Danach ging es um die Idee der „Wiederherstellung eines Gleichgewichts“ vom Lebenszyklus des Menschen und der Natur, wobei dieses Gleichgewicht kulturell und regional anscheinend verschieden ist und es immer wieder zu einer Aushandlung dieser Balance kommen muss/sollte. Die Frage die sich hier stellt: Gibt oder gab es überhaupt einen solchen Zustand und muss er wieder hergestellt oder bewahrt werden?

Daran schloss sich eine Überlegung zum komfortablen Leben an, dass anscheinend nur möglich ist durch dauerhaftes Wachstum, welches erhalten werden muss. Wachstum wird damit auch als personeller Wachstum betrachtet, mit dem man sich heute identifiziert und damit einer Gruppe zuordnet. Diese Perspektive des dauerhaften Wachstums ist jedoch eine eher lineare Sichtweise, in der wertvolle soziale Erfahrungen keine Beachtung finden.

Nach dieser Einführung wurden zwei Beispiele aus der historischen Ethnologie genannt. Ersteres handelte von der Veränderung der landwirtschaftlichen Nutzung/Technik im nordöstlichen Oderbruch vor 200 Jahren. Hier spielten zwei Frauen, Mutter und Tochter von Friedland, eine tragende Rolle. Beide beschäftigten sich mitunter mit der Fruchtwechselwirtschaft. Dies geschah in einer Zeit, als die Bevölkerung anstieg, was eine Nachfrage nach Nahrung mit sich zog und somit die landwirtschaftlichen Techniken einer Optimierung bedurften, um diesen Bedarf zu decken.

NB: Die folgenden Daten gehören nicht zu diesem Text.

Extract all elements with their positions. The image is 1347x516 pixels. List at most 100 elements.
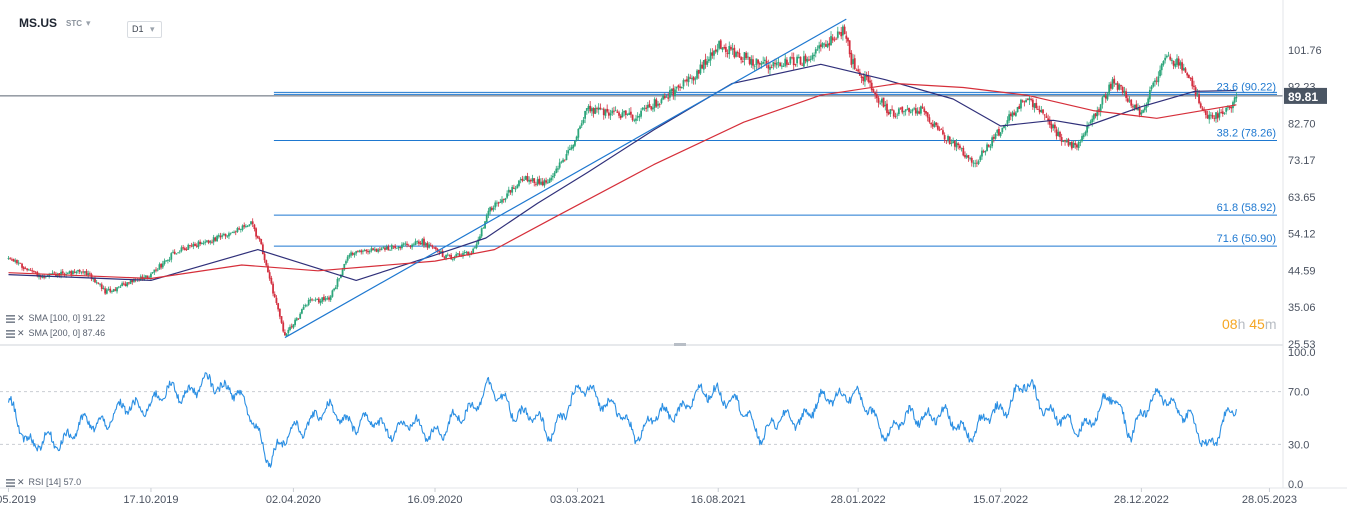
candle-body: [889, 109, 892, 114]
candle-body: [555, 168, 558, 174]
candle-body: [350, 252, 352, 256]
candle-body: [706, 61, 709, 65]
candle-body: [524, 176, 527, 180]
symbol-label[interactable]: MS.US: [19, 16, 58, 30]
candle-body: [27, 269, 30, 271]
candle-body: [441, 250, 444, 257]
candle-body: [1191, 77, 1194, 87]
candle-body: [94, 278, 96, 283]
candle-body: [1059, 131, 1061, 138]
candle-body: [1009, 113, 1012, 117]
candle-body: [952, 141, 955, 144]
candle-body: [416, 241, 419, 243]
candle-body: [426, 242, 429, 248]
candle-body: [942, 130, 944, 135]
candle-body: [207, 240, 210, 243]
candle-body: [1174, 63, 1177, 67]
candle-body: [623, 110, 626, 113]
legend-sma100[interactable]: ✕ SMA [100, 0] 91.22: [6, 313, 105, 325]
candle-body: [63, 273, 66, 275]
close-icon[interactable]: ✕: [17, 477, 25, 487]
market-label[interactable]: STC: [66, 19, 82, 28]
legend-rsi[interactable]: ✕ RSI [14] 57.0: [6, 477, 81, 489]
candle-body: [765, 60, 768, 65]
candle-body: [421, 239, 424, 245]
candle-body: [451, 258, 454, 260]
price-tick-label: 73.17: [1288, 155, 1316, 167]
candle-body: [99, 283, 101, 285]
candle-body: [1069, 142, 1072, 145]
candle-body: [550, 177, 553, 181]
list-icon[interactable]: [6, 478, 15, 487]
candle-body: [256, 235, 259, 239]
candle-body: [1109, 83, 1112, 89]
chevron-down-icon[interactable]: ▾: [86, 18, 91, 28]
candle-body: [618, 112, 620, 116]
candle-body: [253, 224, 256, 230]
close-icon[interactable]: ✕: [17, 328, 25, 338]
candle-body: [336, 278, 339, 287]
legend-sma200[interactable]: ✕ SMA [200, 0] 87.46: [6, 328, 105, 340]
candle-body: [882, 97, 885, 108]
candle-body: [1001, 127, 1004, 132]
candle-body: [263, 253, 266, 261]
candle-body: [609, 113, 612, 116]
candle-body: [831, 37, 834, 41]
candle-body: [636, 116, 639, 118]
list-icon[interactable]: [6, 329, 15, 338]
candle-body: [709, 52, 712, 61]
candle-body: [1062, 140, 1065, 142]
candle-body: [219, 235, 222, 238]
candle-body: [1082, 134, 1085, 138]
candle-body: [1060, 137, 1063, 142]
candle-body: [841, 26, 844, 36]
candle-body: [1040, 109, 1043, 113]
candle-body: [144, 275, 147, 278]
candle-body: [170, 253, 173, 260]
candle-body: [558, 162, 561, 168]
candle-body: [731, 48, 734, 50]
candle-body: [1199, 103, 1202, 108]
candle-body: [1176, 58, 1178, 65]
candle-body: [680, 86, 683, 89]
candle-body: [1210, 114, 1212, 116]
candle-body: [967, 155, 970, 158]
candle-body: [1113, 78, 1116, 84]
candle-body: [160, 263, 163, 268]
candle-body: [663, 96, 666, 99]
time-tick-label: 02.04.2020: [266, 494, 321, 506]
candle-body: [911, 109, 914, 112]
list-icon[interactable]: [6, 314, 15, 323]
candle-body: [48, 274, 51, 277]
candle-body: [580, 123, 583, 126]
candle-body: [260, 238, 263, 244]
candle-body: [328, 297, 330, 300]
candle-body: [211, 241, 213, 243]
candle-body: [957, 143, 960, 146]
close-icon[interactable]: ✕: [17, 313, 25, 323]
candle-body: [909, 111, 912, 113]
candle-body: [965, 155, 968, 158]
candle-body: [1148, 89, 1151, 100]
candle-body: [10, 259, 13, 261]
candle-body: [367, 251, 369, 253]
candle-body: [719, 40, 722, 49]
candle-body: [616, 111, 619, 113]
candle-body: [669, 90, 671, 98]
candle-body: [292, 324, 295, 328]
candle-body: [455, 254, 458, 258]
candle-body: [214, 237, 217, 241]
timeframe-select[interactable]: D1 ▾: [127, 21, 162, 38]
candle-body: [870, 82, 873, 91]
candle-body: [267, 265, 269, 273]
time-tick-label: 16.08.2021: [691, 494, 746, 506]
candle-body: [926, 112, 929, 118]
candle-body: [472, 248, 475, 254]
candle-body: [212, 237, 215, 243]
candle-body: [699, 64, 702, 74]
candle-body: [363, 250, 366, 252]
candle-body: [358, 250, 361, 252]
sma200-line: [8, 83, 1237, 280]
candle-body: [584, 110, 587, 119]
candle-body: [596, 108, 598, 110]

Ein Fortschritt bestand mitunter darin, dass die Frauen die Feudallasten auf ihrem Gut abschafften, die damals noch als üblich galten und weit verbreitet waren. Die Mutter veränderte die Landschaft im Oderbruch gezielt und passte den Anbau an den Standort an. Ziel war es, letztendlich Nahrung für alle zu sichern. Die Mutter führte außerdem einen regen Briefwechsel mit Thaer, der sehr wahrscheinlich vor ihrem Schaffen große Achtung hatte, da er die Briefe sammelte und sie später an folgende Generationen weitervererbt wurden.

Vielleicht könnte man Nachhaltigkeit bei diesem Beispiel darin sehen, dass man alte Normen und Werte überdenkt, so wie die beiden Frauen es mit ihren neuen Ideen zur landwirtschaftlichen Nutzung eines bestimmten Raumes getan haben, um das Leben der Menschen zu verbessern, indem sie aber außerdem das Gleichgewicht der Natur nicht zu stören versuchten.

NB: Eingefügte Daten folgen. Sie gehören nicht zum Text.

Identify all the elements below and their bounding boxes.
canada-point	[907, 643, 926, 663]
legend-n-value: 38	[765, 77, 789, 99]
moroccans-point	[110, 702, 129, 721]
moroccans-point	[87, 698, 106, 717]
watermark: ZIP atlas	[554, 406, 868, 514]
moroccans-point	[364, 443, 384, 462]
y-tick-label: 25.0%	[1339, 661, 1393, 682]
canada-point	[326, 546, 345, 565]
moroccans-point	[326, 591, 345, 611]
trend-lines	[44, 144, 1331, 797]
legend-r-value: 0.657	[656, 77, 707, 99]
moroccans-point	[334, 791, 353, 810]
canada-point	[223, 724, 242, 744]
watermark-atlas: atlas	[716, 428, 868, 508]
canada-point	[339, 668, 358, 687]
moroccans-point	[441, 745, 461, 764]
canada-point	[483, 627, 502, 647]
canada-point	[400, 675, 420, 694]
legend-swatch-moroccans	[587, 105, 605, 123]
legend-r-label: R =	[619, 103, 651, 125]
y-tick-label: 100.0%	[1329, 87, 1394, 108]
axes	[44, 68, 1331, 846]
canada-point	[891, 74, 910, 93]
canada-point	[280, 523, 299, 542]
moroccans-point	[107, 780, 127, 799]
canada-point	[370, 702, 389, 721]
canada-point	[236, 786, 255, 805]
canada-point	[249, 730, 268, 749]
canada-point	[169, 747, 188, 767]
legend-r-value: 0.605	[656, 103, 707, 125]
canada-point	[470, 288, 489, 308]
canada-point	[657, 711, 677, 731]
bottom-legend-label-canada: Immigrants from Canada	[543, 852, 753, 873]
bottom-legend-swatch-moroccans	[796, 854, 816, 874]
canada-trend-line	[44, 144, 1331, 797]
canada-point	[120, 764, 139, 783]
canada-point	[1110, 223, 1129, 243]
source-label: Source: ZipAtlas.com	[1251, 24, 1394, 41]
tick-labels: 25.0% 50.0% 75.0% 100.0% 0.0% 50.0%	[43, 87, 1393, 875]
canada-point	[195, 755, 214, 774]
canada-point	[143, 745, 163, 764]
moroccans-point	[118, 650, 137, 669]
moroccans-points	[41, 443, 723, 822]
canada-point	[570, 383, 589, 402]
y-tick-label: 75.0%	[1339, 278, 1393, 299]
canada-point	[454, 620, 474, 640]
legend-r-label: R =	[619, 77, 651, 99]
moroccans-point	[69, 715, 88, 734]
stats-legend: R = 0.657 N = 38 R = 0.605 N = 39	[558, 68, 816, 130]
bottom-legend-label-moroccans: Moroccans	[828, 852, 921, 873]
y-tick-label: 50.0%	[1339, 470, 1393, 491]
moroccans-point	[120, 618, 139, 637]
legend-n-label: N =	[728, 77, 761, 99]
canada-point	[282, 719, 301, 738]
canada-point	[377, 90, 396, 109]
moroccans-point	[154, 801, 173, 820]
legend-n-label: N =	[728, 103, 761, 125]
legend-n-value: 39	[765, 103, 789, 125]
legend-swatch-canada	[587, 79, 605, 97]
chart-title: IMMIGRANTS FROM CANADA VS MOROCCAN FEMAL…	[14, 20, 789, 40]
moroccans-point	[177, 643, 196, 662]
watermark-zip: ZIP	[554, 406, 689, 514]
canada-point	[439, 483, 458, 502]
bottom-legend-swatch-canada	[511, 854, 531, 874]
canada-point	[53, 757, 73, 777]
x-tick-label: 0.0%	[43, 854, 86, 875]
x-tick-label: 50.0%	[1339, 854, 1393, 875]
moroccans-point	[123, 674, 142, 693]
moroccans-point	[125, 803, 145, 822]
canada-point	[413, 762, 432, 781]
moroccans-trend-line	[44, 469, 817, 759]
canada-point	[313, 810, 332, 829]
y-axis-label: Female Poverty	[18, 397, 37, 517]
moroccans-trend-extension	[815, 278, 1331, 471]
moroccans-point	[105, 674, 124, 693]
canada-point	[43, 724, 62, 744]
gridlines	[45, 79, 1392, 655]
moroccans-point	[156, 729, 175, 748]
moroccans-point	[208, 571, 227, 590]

Als zweites Beispiel wurde Herr R. Thurnwald genannt, der eine Bevölkerungsgruppe in Papua Neuguinea erforschte und dabei das Reziprozität – Prinzip „entdeckte“. Ich verstand dies folgendermaßen: Dieses Prinzip der Gegenseitigkeit bzw. das Gabeverhältnis in Beziehungen und sozialen Organisationen, ist die Voraussetzung für ein effektives Miteinander über einen längeren Zeitraum.

Vielleicht sollten wir daher die Vergangenheit nicht außer Acht lassen und sie als Inspiration, Warnung und wertvolles Wissen betrachten.

[Ina Fischer]

15. Juli 2015 | Veröffentlicht von nachhaltigkeitsbuero
Veröffentlicht unter Blog zu "Humboldts Fußabdruck"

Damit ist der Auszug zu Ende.